I checked the Direct Attached Storage (DAS) and it was all green. I booted up the server and saw the DAS was not being connected. I shut down the server and powered down the DAS. I powered up the DAS and was greeted with beeping … non-stop beeping. The front panel now showed a chassis alert on the DAS and one of the disks in the RAID5 array was alerting as well. Huh!?! Why didn’t it tell me this when the server already knew there was a problem?
I powered up the server. Now it didn’t prompt me. But it did tell me the external disk was degraded. Fine, the hardware knows there’s a problem.
I logged in and found there were no hardware logs or any sort of interface into the IBM director agent. Nothing. Sweet F.A. The consultants (before my time) who installed the hardware had set up an IBM director console on another box for centralised monitoring. I logged into it and sure enough, there were no alerts. Hold an a *beep*ing minute; the hardware knows there’s a problem but the monitoring agent from the hardware vendor doesn’t have a clue?
OK, maybe it was the central console at fault? I’ve never trusted it. I went on to the SCOM console but found no alerts or health degradation on the IBM Director monitors. That made it certain in my mind, the IBM Director agent was clueless.
So here’s my summary why I would recommend people to steer clear of IBM hardware in an enterprise deployment based on this little story:
- The DAS failed to show an alert on the front panel or disk despite the server not being able to boot up because it detected a failure.

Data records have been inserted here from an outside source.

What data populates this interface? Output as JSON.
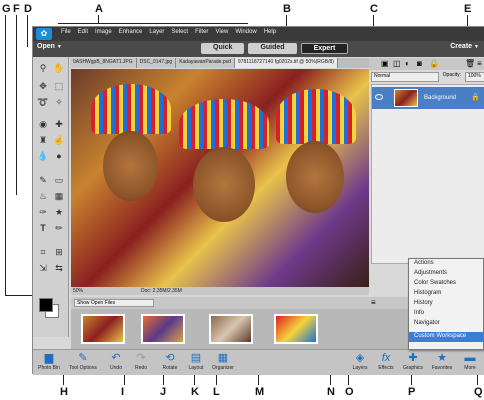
{
  "callouts": {
    "A": "A",
    "B": "B",
    "C": "C",
    "D": "D",
    "E": "E",
    "F": "F",
    "G": "G",
    "H": "H",
    "I": "I",
    "J": "J",
    "K": "K",
    "L": "L",
    "M": "M",
    "N": "N",
    "O": "O",
    "P": "P",
    "Q": "Q"
  },
  "menubar": {
    "items": [
      "File",
      "Edit",
      "Image",
      "Enhance",
      "Layer",
      "Select",
      "Filter",
      "View",
      "Window",
      "Help"
    ]
  },
  "modebar": {
    "open": "Open",
    "tabs": [
      "Quick",
      "Guided",
      "Expert"
    ],
    "active_tab": "Expert",
    "create": "Create"
  },
  "doc_tabs": [
    "0ASHWgpB_8NGAT1.JPG",
    "DSC_0147.jpg",
    "KadayawanParade.psd",
    "9781118727140 fg0202s.tif @ 50%(RGB/8)"
  ],
  "statusbar": {
    "zoom": "50%",
    "doc": "Doc: 2.35M/2.35M"
  },
  "layers": {
    "blend": "Normal",
    "opacity_label": "Opacity:",
    "opacity_value": "100%",
    "layer_name": "Background"
  },
  "photobin": {
    "show": "Show Open Files"
  },
  "bottom_bar": {
    "photo_bin": "Photo Bin",
    "tool_options": "Tool Options",
    "undo": "Undo",
    "redo": "Redo",
    "rotate": "Rotate",
    "layout": "Layout",
    "organizer": "Organizer",
    "layers": "Layers",
    "effects": "Effects",
    "graphics": "Graphics",
    "favorites": "Favorites",
    "more": "More"
  },
  "more_menu": {
    "items": [
      "Actions",
      "Adjustments",
      "Color Swatches",
      "Histogram",
      "History",
      "Info",
      "Navigator"
    ],
    "custom": "Custom Workspace"
  },
  "colors": {
    "accent": "#1b8ed8",
    "menubar": "#3a3a3a",
    "modebar": "#4a4a4a",
    "highlight": "#3a7ed8",
    "layer_selected": "#4a7fc6"
  }
}
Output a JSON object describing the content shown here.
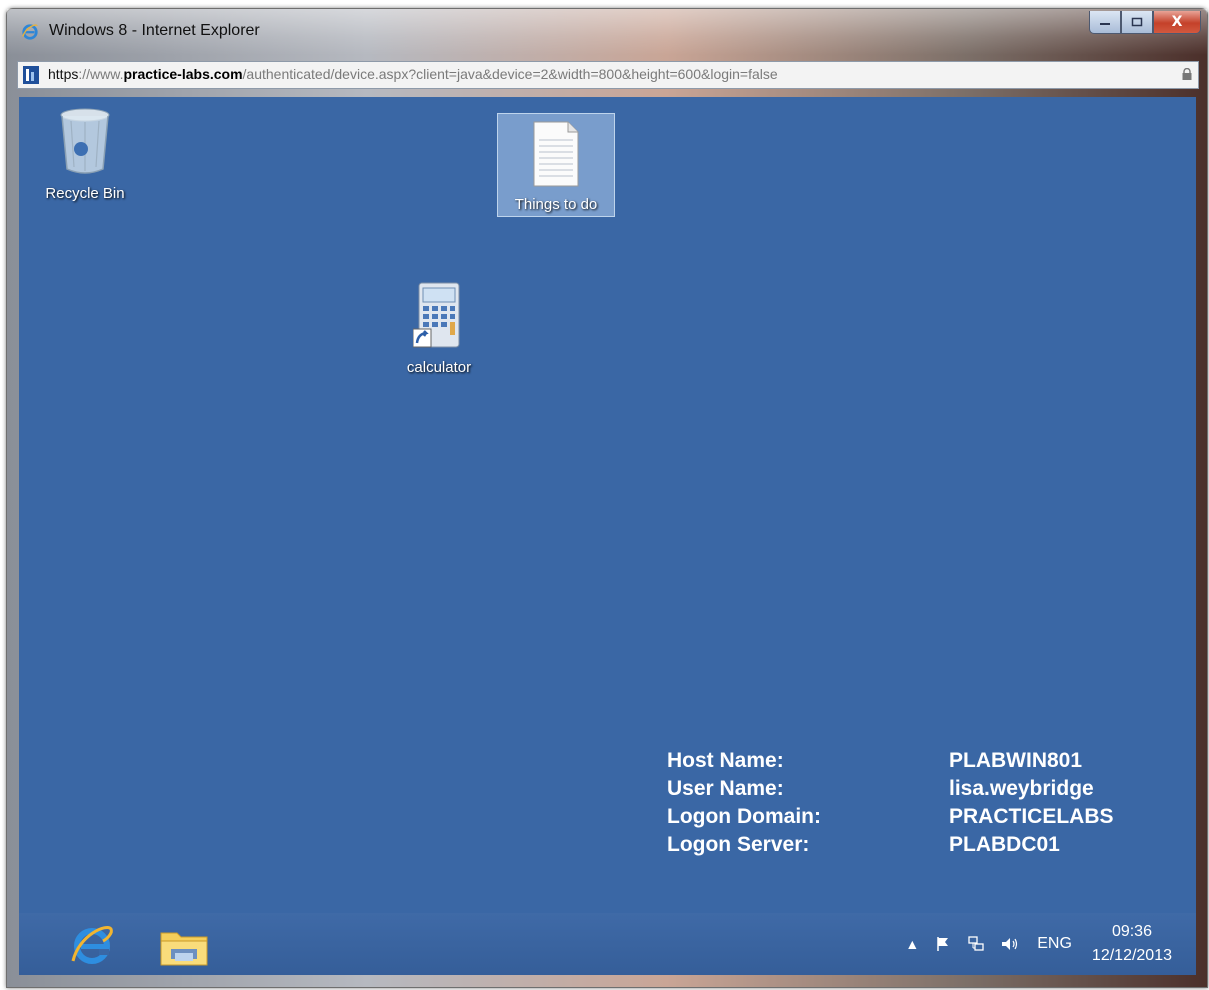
{
  "window": {
    "title": "Windows 8 - Internet Explorer",
    "min_icon": "minimize-icon",
    "max_icon": "maximize-icon",
    "close_label": "X"
  },
  "address": {
    "scheme": "https",
    "sep": "://",
    "www": "www.",
    "domain": "practice-labs.com",
    "path": "/authenticated/device.aspx?client=java&device=2&width=800&height=600&login=false"
  },
  "desktop": {
    "icons": [
      {
        "label": "Recycle Bin",
        "icon": "recycle-bin-icon"
      },
      {
        "label": "Things to do",
        "icon": "text-document-icon"
      },
      {
        "label": "calculator",
        "icon": "calculator-icon"
      }
    ],
    "info": [
      {
        "key": "Host Name:",
        "value": "PLABWIN801"
      },
      {
        "key": "User Name:",
        "value": "lisa.weybridge"
      },
      {
        "key": "Logon Domain:",
        "value": "PRACTICELABS"
      },
      {
        "key": "Logon Server:",
        "value": "PLABDC01"
      }
    ]
  },
  "taskbar": {
    "pinned": [
      "internet-explorer-icon",
      "file-explorer-icon"
    ],
    "tray": {
      "language": "ENG",
      "time": "09:36",
      "date": "12/12/2013"
    }
  },
  "colors": {
    "desktop": "#3a67a5",
    "taskbar": "#355e99"
  }
}
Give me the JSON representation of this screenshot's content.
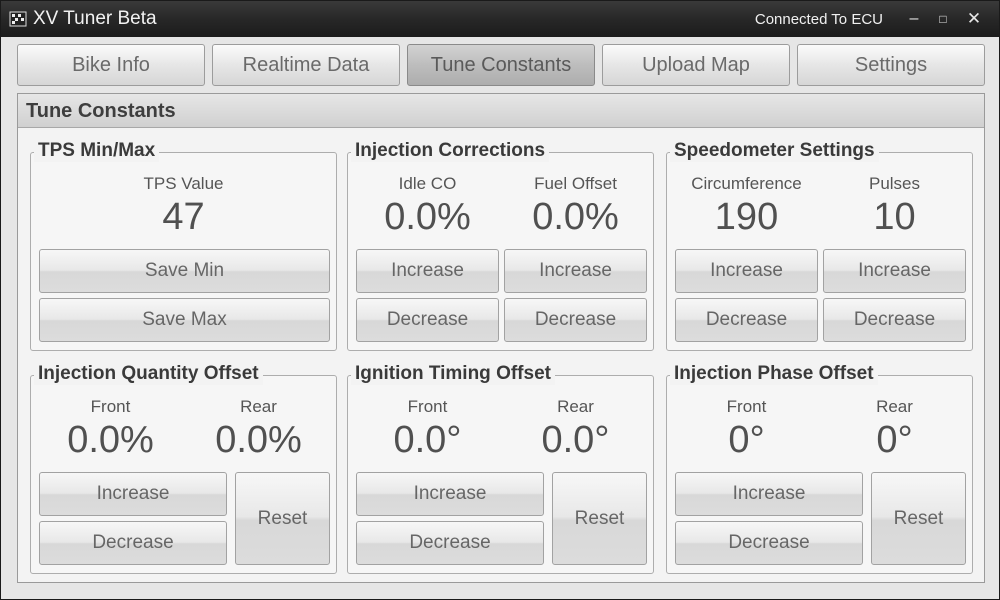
{
  "window": {
    "title": "XV Tuner Beta",
    "status": "Connected To ECU",
    "controls": {
      "minimize": "–",
      "maximize": "□",
      "close": "✕"
    }
  },
  "tabs": [
    {
      "label": "Bike Info"
    },
    {
      "label": "Realtime Data"
    },
    {
      "label": "Tune Constants",
      "active": true
    },
    {
      "label": "Upload Map"
    },
    {
      "label": "Settings"
    }
  ],
  "section": {
    "title": "Tune Constants"
  },
  "groups": {
    "tps": {
      "title": "TPS Min/Max",
      "label": "TPS Value",
      "value": "47",
      "save_min": "Save Min",
      "save_max": "Save Max"
    },
    "injection_corrections": {
      "title": "Injection Corrections",
      "col1": {
        "label": "Idle CO",
        "value": "0.0%",
        "increase": "Increase",
        "decrease": "Decrease"
      },
      "col2": {
        "label": "Fuel Offset",
        "value": "0.0%",
        "increase": "Increase",
        "decrease": "Decrease"
      }
    },
    "speedometer": {
      "title": "Speedometer Settings",
      "col1": {
        "label": "Circumference",
        "value": "190",
        "increase": "Increase",
        "decrease": "Decrease"
      },
      "col2": {
        "label": "Pulses",
        "value": "10",
        "increase": "Increase",
        "decrease": "Decrease"
      }
    },
    "inj_quantity": {
      "title": "Injection Quantity Offset",
      "front_label": "Front",
      "front_value": "0.0%",
      "rear_label": "Rear",
      "rear_value": "0.0%",
      "increase": "Increase",
      "decrease": "Decrease",
      "reset": "Reset"
    },
    "ign_timing": {
      "title": "Ignition Timing Offset",
      "front_label": "Front",
      "front_value": "0.0°",
      "rear_label": "Rear",
      "rear_value": "0.0°",
      "increase": "Increase",
      "decrease": "Decrease",
      "reset": "Reset"
    },
    "inj_phase": {
      "title": "Injection Phase Offset",
      "front_label": "Front",
      "front_value": "0°",
      "rear_label": "Rear",
      "rear_value": "0°",
      "increase": "Increase",
      "decrease": "Decrease",
      "reset": "Reset"
    }
  }
}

- The IBM Director agent failed to report an incident of any kind.
- There’s no user interface to the IBM director agent on the server.
- A failure of a single disk in a RAID5 array in a DAS caused a server not to boot up. That’s just stupid.
- We’ve all heard that Lenovo are taking over the server and storage business. My experience of them with their support was awful – A call open for around 4 months and 2 months of that with the regional director taking a personal interest.
I’m now left wondering how long I’ve had a failed disk on this server considering it didn’t give any monitoring alert or visible notification until I reset the DAS chassis.
How would HP handle this?
- The SIM agent would have alerted on this and shown it in the HP SIM log and in the SIM web page on the server.
- The HP SCOM management pack for SIM would have alerted and sent all of the required/responsible administrators/operators/"business owners" a notification of the failure.
- The disk would have shown an alert light immediately.
- It’s unlikely that the server would have been prevented from booting up unless there was a complete failure of the boot disk.
- I would have had the storage back to a healthy state within 4 hours of opening a call with HP.
That’s a very different experience and one you expect to have from enterprise class servers and storage.
As you can guess, I was concerned with the lack of h/w monitoring that the IBM Director agent gave me. The horrid response from the MD was that we’d have to check that the logical disks in question were present on a daily/manual presence. Yuk! I’d a better idea: let SCOM do the work for me. I’ve created a distributed application that entails on the dependancies I can think of for this service, including the presence and health of the logical disk in question.
It was funny to see that the HP management pack allowed me to include discovered HP hardware objects but there were no classes for IBM hardware. Come on IBM; you gotta play better with others! Not everyone wants to buy consultancy-ware like Tivoli.